All the axioms mentioned thus far are built into Lean so that they are valid even before the first line of code. There are three more axioms that are defined later:

\subsubsection{Quotient types}
Given a type $\alpha:\U_u$ and a relation $R:\alpha\to\alpha\to\P$, the quotient $\alpha/R$ represents the largest type with a surjection $\mk_R:\alpha\to\alpha/R$ such that two elements which are $R$-related are identified in the quotient. Formally, we have the following constants (all of which have two extra arguments for $\alpha$ and $R$):
\begin{align*}
\alpha/R&:\U_u\\
\mk_R&:\alpha\to\alpha/R\\
\sound_R&:\forall x\;y:\alpha.\;R\;x\;y\to \mk_R\;x=\mk_R\;y\\
\lift_R&:\forall\beta:\U_v.\;\forall f:\alpha\to\beta.\;(\forall x\;y:\alpha.\;R\;x\;y\to f\;x=f\;y)\to \alpha/R\to\beta\\
\lift_R&\;\beta\;f\;h\;(\mk_R\;a)\rightsquigarrow f\;a
\end{align*}
Because the last rule is a computational rule, not a constant, and Lean does not support adding computational rules to the kernel, this is a ``semi-builtin'' axiom; one has the option to disable quotient types, or to enable them and get the computational rule. Also, only $\sound_R$ is considered an axiom here, even though all four are undefined constants, because the other constants and the computational rule would all be satisfied with the definitions $\alpha/R:=\alpha$, $\mk_R\;a:=a$, $\lift_R\;f\;h:=f$. As a terminological note, the rule $\lift_R\;f\;h\;(\mk_R\;a)\rightsquigarrow f\;a$ is also referred to as an $\iota$ reduction rule.

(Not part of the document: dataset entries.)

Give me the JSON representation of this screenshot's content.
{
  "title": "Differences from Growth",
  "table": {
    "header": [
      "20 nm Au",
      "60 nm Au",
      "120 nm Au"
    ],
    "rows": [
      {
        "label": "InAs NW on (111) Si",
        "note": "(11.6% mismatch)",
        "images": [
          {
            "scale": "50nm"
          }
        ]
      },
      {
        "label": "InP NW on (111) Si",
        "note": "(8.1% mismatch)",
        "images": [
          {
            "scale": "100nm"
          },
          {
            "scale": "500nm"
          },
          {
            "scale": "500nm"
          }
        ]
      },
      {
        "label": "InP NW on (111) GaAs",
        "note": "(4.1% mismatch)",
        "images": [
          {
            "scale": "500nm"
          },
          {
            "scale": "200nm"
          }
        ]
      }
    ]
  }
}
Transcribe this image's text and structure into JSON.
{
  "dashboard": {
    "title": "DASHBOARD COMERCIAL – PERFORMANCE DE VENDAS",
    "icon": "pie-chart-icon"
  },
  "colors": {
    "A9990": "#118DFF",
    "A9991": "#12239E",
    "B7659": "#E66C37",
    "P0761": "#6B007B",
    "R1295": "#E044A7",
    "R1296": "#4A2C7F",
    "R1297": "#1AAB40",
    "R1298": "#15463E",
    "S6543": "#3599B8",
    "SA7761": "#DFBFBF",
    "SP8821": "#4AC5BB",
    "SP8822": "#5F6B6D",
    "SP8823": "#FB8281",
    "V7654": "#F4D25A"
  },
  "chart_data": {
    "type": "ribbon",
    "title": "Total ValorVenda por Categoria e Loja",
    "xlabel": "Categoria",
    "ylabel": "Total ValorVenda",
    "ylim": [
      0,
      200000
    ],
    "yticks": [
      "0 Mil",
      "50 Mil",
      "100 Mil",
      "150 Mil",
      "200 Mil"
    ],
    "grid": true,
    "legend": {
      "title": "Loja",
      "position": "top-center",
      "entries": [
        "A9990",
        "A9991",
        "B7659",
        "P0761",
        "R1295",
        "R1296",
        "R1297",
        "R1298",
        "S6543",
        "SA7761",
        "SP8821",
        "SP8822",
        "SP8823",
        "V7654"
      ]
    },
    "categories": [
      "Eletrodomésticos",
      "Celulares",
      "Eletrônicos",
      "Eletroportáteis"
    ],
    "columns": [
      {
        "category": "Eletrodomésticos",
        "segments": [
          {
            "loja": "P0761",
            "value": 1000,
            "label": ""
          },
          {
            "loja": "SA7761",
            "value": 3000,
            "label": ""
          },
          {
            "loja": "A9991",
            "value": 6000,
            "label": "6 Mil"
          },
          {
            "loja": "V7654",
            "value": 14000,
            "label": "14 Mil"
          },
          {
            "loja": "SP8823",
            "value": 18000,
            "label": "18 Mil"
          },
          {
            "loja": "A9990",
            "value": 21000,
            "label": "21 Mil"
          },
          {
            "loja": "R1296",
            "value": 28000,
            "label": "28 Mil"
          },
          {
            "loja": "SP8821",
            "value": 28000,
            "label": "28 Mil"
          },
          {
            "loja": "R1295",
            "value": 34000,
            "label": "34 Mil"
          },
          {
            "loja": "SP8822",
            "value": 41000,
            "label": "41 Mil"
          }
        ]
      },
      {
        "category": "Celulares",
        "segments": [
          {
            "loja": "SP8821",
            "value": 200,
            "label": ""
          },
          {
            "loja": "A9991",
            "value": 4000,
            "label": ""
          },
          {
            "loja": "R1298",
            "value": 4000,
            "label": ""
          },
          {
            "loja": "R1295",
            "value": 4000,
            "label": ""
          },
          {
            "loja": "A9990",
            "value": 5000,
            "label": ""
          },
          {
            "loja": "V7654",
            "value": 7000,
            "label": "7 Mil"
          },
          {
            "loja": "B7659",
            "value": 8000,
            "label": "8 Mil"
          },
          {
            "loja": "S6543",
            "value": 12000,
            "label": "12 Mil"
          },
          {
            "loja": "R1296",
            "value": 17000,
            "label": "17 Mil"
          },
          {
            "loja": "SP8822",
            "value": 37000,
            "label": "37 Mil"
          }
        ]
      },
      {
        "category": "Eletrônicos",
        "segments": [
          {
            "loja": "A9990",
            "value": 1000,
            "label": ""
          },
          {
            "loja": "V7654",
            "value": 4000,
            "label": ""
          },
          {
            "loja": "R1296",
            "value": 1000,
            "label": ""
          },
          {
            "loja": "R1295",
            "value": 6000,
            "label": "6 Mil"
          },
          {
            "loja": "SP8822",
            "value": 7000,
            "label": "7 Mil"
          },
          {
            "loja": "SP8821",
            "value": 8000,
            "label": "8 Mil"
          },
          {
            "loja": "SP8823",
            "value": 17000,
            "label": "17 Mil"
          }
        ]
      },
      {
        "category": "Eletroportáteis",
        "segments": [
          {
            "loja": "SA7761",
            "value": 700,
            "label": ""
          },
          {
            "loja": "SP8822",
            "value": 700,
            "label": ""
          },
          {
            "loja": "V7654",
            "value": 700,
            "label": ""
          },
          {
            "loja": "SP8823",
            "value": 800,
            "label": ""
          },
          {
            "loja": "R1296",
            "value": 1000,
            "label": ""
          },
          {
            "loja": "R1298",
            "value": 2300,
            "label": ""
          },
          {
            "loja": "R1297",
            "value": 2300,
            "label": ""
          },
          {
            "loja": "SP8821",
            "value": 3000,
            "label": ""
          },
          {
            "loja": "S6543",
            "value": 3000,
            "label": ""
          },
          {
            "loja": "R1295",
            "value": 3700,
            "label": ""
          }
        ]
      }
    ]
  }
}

\subsubsection{Propositional extensionality}
The axiomatics of the Calculus of Inductive Constructions (CIC) in general leave equality of types in a universe almost completely unspecified, so that most of these statements are left undecided. For example, the notation $\mu t:F.\;K$ defined here for inductive types seems to suggest that the type is determined by $F$ and $K$, but in fact in Lean you can write exactly the same inductive definition twice and get two possibly distinct (but isomorphic) types. (We could repair our construction here by marking a recursive type with an arbitrary name or number $\mu_i t:F.\;K$ so that we can make such ``mirror copy'' types.)

However this sort of agnosticism is quite annoying to work with in practice when dealing with propositions, for which we would like to use the substitution axiom of equality to substitute equivalent propositions. To that end, the propositional extensionality axiom says that propositions that imply each other are equal:
$$\mathsf{propext}:\forall p\;q:\P.\;(p\leftrightarrow q)\to p=q$$

\subsubsection{Axiom of choice}
The axiom of choice in Lean is expressed as a global choice function, and is simply stated by saying that there is a function from proofs that $\alpha$ is nonempty to $\alpha$ itself. We need the definition of $\nonempty$ for this:
\begin{align*}
\nonempty&:=\lambda\alpha:\U_u.\;\mu t:\P.\;(\intro:\alpha\to t)\\
\mathsf{choice}&:\forall\alpha:\U_u.\;\nonempty\;\alpha\to\alpha
\end{align*}
From the axiom of choice, the law of excluded middle is derived (it is not stated as a separate axiom).